Les médecins et infirmières des hôpitaux publics de Caracas soignent les blessés du double tremblement de terre mercredi dernier avec salaires de base inférieurs à un dollar par moisont confirmé au moins cinq personnes à EFE, qui ont également parlé du difficultés à faire face à une nouvelle urgence.
« Ils peuvent me déposer (salaire) et je ne m’en rends pas compte. Ce que je peux vous dire, c’est que ce n’est même pas suffisant pour le transport. Nous payons pour aller travailler« , a déclaré un pédiatre du Hôpital Miguel Pérez Carreñoà l’ouest de Caracas, qui a parlé à EFE sous couvert d’anonymat.
Les médecins du système de santé public complètent généralement leur travail en travaillant également dans le secteur privé, où ils reçoivent une rémunération plus élevée. Cela leur permet de continuer à soigner les patients dans les hôpitaux publics, un travail qu’ils considèrent comme faisant partie de leur vocation.

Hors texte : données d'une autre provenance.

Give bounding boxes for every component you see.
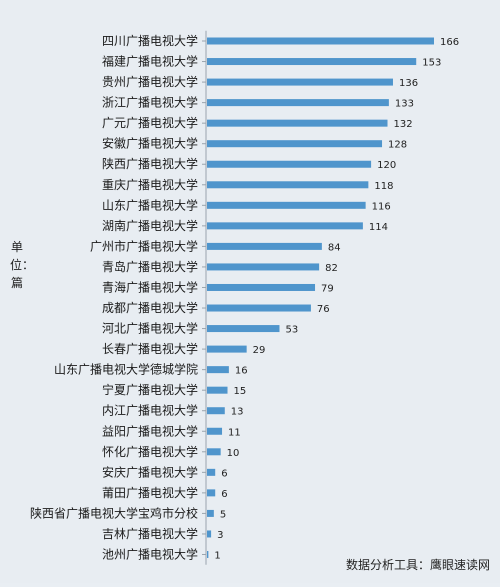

Le Pérez Carreño est un centre de santé de type quatre – conçu pour traiter des maladies et des cas qui nécessitent une haute spécialisation et une technologie médicale -, qui disposait déjà de peu de capacité de soins avant les tremblements de terre de mercredi dernier, de magnitude 7,2 et 7,5, qui ont fait au moins 1.719 et plus de cinq mille blessés.
« L’hôpital a toujours été très mal équipé. C’est un hôpital de type quatre, mais il n’a pas de laboratoire, il n’a pas de bactériologie, le service d’imagerie a été activé très récemment. Nous parlons d’un hôpital qui devrait tout résoudre« Il a parlé de ce centre de santé, qui a été le premier au Venezuela à réaliser une transplantation cardiaque, en 1987.
Le médecin a apprécié la réponse immédiate de milliers de civils qui se sont organisés pour faire des dons, si massifs que même dans cet hôpital, ils ont été débordés pour recevoir des couches, des seringues, de la gaze et d’autres fournitures.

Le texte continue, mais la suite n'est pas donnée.